The army said troops responded with live fire after "suspects opened fire toward [soldiers], hurled explosive devices and Molotov cocktails".

They said a suspect was taken in by security forces.

Clashes erupted when the army entered the camp and surrounded several houses, according to Palestinian news agency Wafa.

A Palestinian security official told AFP that five people were arrested during the raid.

Hamas said it mourned the "young martyr" and praised those "standing up to this arrogant enemy".

The operation came as a Jerusalem hospital confirmed that a British-Israeli woman, Lucy Dee, died after being seriously injured in a shooting attack on Friday in the West Bank, which killed her two daughters, aged 16 and 20.

Their car came under fire in the Jordan Valley, near Jericho. The family were residents of Efrat, a Jewish settlement in the West Bank.

British Foreign Secretary James Cleverly tweeted that there could be "no justification" for the "senseless violence".

Israel has occupied the West Bank since the 1967 Arab-Israeli War and hundreds of thousands of Jewish settlers live in Israeli-approved settlements there, which are considered illegal under international law.

Hundreds of Israelis marched on Monday in the north of the West Bank, pushing for state approval of an Israeli settler outpost.

Several government ministers, including far-right National Security Minister Itamar Ben-Gvir, appeared at the march to Eviatar, whose residents agreed to leave in 2021 while officials examined their case.

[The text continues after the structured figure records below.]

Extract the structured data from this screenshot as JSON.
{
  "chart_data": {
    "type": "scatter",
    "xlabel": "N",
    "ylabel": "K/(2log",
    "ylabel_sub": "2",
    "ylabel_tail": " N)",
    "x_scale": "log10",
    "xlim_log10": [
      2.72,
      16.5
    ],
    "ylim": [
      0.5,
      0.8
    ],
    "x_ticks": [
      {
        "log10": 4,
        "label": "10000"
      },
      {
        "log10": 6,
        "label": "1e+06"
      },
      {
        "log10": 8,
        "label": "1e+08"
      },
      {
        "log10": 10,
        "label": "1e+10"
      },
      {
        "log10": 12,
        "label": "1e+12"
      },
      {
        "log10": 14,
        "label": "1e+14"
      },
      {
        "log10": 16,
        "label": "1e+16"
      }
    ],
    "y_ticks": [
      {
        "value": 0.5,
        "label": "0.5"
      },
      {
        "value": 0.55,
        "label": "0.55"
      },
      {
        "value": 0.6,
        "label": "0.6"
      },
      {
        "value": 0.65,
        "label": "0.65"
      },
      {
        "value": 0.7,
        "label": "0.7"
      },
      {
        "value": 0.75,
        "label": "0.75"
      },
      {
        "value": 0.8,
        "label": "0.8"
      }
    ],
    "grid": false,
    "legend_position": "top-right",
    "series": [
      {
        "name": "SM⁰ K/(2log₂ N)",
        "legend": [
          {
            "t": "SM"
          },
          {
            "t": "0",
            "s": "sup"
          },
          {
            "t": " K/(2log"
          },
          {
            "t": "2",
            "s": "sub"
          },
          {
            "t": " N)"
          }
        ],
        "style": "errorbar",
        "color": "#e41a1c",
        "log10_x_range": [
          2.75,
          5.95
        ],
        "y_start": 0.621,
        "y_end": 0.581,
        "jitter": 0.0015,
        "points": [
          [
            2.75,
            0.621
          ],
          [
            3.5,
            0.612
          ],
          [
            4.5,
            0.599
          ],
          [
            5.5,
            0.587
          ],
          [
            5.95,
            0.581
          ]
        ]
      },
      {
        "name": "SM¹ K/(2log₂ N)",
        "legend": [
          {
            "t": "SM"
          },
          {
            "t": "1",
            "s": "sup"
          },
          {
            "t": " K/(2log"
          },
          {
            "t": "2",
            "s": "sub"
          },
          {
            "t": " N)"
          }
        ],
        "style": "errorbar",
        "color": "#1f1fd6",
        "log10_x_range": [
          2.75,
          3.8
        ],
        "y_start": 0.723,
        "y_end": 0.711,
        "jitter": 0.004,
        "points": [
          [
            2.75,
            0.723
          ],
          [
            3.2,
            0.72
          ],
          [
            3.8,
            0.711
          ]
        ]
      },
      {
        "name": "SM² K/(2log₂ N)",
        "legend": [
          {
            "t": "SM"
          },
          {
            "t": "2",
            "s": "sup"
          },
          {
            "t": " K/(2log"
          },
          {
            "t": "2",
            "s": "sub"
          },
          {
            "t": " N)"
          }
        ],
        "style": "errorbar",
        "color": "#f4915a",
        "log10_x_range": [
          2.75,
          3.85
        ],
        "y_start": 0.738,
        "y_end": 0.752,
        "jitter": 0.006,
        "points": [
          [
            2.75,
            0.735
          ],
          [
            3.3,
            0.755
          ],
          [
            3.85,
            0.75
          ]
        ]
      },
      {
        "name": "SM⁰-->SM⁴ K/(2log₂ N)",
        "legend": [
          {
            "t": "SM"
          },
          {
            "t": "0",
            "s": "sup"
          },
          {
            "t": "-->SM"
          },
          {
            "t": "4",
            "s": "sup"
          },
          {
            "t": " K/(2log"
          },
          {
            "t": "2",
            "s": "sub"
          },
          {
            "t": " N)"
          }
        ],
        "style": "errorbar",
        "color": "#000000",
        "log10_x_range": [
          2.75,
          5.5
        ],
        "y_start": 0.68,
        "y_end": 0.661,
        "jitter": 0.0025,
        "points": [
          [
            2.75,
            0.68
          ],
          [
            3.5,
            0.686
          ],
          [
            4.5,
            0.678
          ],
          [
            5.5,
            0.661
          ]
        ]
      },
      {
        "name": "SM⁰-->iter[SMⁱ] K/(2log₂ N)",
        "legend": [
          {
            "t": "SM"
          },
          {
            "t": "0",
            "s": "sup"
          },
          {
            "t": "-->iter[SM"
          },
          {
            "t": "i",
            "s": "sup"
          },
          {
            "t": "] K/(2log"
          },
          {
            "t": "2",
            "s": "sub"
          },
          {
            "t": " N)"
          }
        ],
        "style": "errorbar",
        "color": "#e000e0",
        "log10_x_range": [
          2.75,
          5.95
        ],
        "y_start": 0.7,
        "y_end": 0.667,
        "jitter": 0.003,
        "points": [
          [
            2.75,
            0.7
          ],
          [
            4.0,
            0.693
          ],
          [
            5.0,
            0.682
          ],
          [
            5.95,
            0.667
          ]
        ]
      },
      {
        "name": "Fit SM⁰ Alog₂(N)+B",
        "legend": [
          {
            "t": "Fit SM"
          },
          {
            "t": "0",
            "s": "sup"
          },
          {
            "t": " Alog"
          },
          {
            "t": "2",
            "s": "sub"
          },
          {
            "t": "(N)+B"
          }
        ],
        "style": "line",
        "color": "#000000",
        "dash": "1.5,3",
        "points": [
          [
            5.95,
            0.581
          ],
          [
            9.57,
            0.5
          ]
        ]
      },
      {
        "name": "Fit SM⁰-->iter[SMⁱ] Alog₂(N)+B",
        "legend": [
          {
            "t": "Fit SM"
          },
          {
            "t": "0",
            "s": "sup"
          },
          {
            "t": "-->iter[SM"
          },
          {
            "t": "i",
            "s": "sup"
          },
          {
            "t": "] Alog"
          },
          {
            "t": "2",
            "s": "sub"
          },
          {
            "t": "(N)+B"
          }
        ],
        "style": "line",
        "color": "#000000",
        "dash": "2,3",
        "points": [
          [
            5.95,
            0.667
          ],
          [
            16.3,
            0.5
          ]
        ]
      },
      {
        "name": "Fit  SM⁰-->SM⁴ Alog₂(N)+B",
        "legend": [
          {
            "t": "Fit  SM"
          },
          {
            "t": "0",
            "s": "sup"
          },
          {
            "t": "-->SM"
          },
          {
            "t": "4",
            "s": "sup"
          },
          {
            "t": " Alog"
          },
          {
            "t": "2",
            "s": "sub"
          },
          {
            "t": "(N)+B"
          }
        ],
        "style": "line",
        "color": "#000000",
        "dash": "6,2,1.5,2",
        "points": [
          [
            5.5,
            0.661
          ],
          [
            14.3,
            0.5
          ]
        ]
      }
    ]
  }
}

Mr Ben-Gvir told the crowd that "the response to terror is to build" settlements.

Violence has flared since Israeli police stormed the prayer hall of Al Aqsa Mosque in a pre-dawn operation aimed at dislodging "law-breaking youths and masked agitators" they said had barricaded themselves inside.

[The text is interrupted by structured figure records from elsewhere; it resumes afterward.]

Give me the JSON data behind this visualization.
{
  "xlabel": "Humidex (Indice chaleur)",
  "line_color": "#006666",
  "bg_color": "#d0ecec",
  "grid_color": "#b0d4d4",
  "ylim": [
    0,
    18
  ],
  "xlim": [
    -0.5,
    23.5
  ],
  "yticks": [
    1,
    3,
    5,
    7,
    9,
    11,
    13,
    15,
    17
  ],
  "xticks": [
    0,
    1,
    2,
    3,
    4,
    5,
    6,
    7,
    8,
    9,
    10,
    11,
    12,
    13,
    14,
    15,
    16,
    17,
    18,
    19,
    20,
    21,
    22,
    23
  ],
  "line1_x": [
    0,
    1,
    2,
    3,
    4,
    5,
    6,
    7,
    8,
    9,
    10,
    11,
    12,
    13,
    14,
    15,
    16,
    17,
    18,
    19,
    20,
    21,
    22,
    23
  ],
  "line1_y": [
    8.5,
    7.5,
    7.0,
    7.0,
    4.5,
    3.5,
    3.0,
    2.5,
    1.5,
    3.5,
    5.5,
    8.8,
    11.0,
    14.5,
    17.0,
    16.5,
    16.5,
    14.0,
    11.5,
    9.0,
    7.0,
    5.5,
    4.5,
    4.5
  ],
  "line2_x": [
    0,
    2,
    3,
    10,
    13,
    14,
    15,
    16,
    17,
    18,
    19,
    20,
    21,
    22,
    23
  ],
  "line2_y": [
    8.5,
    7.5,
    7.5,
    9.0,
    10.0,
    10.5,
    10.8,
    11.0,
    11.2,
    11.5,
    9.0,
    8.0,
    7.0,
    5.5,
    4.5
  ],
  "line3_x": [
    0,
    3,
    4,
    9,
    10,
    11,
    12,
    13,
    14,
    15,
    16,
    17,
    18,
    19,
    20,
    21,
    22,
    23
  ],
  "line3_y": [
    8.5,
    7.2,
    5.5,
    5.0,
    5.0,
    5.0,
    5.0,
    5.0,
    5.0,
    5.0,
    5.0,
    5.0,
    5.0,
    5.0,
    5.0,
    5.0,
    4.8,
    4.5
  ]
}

Late Friday an Italian tourist was killed and seven wounded in a car-ramming attack in Tel Aviv.

The Israeli army also said it launched strikes on targets in Syria on Sunday after rockets fired from there landed in the Israeli-occupied Golan Heights.

The conflict has this year claimed the lives of at least 94 Palestinians, 19 Israelis, one Ukrainian and one Italian, according to an AFP count.

These figures include, on the Palestinian side, combatants and civilians, including minors, and on the Israeli side, mostly civilians, including minors, and three members of the Arab minority.